Figure 9. FGF23 targets osteoprogenitors via FGFR/ERK/PI3K signaling.

Single-cell RNA-sequencing analysis was performed on bone marrow stromal cells isolated from 12-week-old WT (n = 3), Fgf23^Dmp1-cKO (n = 3), Dmp1^KO (n = 3), and Dmp1^KO Fgf23^Dmp1-cKO (n = 3) mice and cultured for 21 days in osteoblast differentiation medium containing 10 mM of beta-glycerophosphate. (A) Venn diagram identifies genes showing altered expression in Dmp1^KO but not in Dmp1^KO Fgf23^cKO osteoblasts (colored area) in each cluster of differentiation. (B) Heatmaps represent the expression of genes identified in A in the osteoprogenitor cluster (green dot) and used in Ingenuity Pathway Analysis (IPA) to define the most represented canonical pathways regulated by FGF23. (C–J) Violin plots representing the expression of most regulated target genes in Dmp1^KO and corrected in Dmp1^KO Fgf23^cKO osteoprogenitors. (K) IPA gene network analysis showing most connected gene targets in the osteoprogenitor cluster and identifying FGF receptor 1 (FGFR1), ERK1/2, and PI3K/AKT as common regulators of these targets. Statistical tests were Mann-Whitney’s U test and corrected by the false discovery rate (P < 0.1).

Figure 10. FGF23 directly inhibits osteoblast differentiation.
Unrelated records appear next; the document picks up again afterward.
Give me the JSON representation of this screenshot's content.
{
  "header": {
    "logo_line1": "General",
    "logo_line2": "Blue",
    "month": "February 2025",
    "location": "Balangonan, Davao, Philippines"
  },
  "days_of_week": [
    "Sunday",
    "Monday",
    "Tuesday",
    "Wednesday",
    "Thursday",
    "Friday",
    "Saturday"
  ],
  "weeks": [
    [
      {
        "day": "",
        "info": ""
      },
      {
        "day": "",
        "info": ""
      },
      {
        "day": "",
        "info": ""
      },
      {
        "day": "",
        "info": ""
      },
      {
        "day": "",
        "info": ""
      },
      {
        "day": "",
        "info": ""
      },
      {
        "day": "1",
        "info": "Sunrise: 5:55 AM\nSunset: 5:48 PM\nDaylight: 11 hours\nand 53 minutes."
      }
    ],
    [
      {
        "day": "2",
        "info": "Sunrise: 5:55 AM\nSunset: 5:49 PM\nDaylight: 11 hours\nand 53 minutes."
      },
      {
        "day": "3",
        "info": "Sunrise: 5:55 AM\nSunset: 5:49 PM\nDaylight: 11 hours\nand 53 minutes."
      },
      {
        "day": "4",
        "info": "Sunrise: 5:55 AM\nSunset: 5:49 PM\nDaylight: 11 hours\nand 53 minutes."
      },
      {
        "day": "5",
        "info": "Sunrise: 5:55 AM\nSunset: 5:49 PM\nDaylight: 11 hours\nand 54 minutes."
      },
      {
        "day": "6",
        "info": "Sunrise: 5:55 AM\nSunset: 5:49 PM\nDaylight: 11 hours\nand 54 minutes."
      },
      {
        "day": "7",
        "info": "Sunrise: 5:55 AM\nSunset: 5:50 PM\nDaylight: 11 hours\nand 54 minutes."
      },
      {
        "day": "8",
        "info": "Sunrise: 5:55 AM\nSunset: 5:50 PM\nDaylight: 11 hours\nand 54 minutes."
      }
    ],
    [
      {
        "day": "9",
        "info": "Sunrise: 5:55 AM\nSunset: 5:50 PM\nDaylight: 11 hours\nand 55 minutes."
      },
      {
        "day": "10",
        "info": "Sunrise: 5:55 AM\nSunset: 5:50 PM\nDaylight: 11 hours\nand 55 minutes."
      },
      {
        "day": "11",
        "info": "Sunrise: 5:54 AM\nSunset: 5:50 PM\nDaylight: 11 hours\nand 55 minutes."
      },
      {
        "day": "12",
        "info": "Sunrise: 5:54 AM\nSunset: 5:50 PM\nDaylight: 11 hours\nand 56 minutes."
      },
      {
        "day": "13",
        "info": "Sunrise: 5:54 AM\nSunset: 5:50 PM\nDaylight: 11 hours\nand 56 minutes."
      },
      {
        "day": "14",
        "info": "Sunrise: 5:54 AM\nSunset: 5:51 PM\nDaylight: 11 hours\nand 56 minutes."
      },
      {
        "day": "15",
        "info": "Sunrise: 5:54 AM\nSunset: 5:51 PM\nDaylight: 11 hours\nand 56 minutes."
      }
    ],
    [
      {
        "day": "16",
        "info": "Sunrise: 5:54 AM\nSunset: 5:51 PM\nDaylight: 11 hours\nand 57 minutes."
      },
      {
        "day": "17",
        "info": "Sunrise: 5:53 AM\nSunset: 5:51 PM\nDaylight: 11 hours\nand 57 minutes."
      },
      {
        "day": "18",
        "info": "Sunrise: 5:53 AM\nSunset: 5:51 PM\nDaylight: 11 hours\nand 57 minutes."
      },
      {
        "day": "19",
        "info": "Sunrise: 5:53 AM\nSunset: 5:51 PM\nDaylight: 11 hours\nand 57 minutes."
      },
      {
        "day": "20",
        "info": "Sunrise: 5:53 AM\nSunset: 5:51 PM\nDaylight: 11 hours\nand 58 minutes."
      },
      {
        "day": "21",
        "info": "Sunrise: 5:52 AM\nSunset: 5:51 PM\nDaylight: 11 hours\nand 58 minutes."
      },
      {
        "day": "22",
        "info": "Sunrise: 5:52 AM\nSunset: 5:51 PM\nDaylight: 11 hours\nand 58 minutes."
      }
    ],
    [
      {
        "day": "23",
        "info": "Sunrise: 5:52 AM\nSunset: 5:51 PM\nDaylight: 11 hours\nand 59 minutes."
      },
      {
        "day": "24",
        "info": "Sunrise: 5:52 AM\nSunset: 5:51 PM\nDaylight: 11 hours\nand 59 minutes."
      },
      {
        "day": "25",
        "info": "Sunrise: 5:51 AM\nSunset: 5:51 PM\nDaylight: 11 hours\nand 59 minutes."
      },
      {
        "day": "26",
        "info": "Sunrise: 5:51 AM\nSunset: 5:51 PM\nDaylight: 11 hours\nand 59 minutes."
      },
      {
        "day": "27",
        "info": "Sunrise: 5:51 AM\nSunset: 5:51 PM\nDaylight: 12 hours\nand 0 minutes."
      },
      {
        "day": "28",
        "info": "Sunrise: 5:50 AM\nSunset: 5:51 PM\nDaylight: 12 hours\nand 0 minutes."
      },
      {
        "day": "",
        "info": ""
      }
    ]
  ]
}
(A–C) mRNA expression of markers of osteoblast differentiation in MC3T3-E1 osteoblasts cultured for 21 days and treated with recombinant FGF23 (0, 25, and 50 ng/mL) for the last 6 and 48 hours of culture (n ≥ 4). Levels of (D) total DMP1 (cDMP1) and (E) total FGF23 (cFGF23) measured by ELISA in conditioned culture media from bone marrow stromal cells (BMSCs) isolated from 12-week-old WT (n ≥ 4), Fgf23^Dmp1-cKO (n ≥ 5), Dmp1^KO (n ≥ 5), and Dmp1^KO Fgf23^Dmp1-cKO (n ≥ 5) mice, then cocultured for 21 days with BMSCs isolated from the same group (isogenic), or immortalized BMSCs displaying genetic overexpression of Fgf23 (Fgf23^TG) or Dmp1 (Dmp1^TG). (F and G) Alkaline phosphatase (ALP) staining and quantification and (H and I) alizarin red S (ARS) staining and quantification. Values are expressed as mean ± SEM; P < 0.05 vs. (A–C) time point–matched ^aCtr, ^bFGF23 25 ng/mL, (D–I) culture-matched ^aWT, ^bFgf23^cKO, ^cDmp1^KO, and *genotype-matched isogenic. Statistical tests were ANOVA test followed by post hoc t tests and multiple-testing correction using Holm-Bonferroni method (A–C) and by Bonferroni’s post hoc tests (D–I).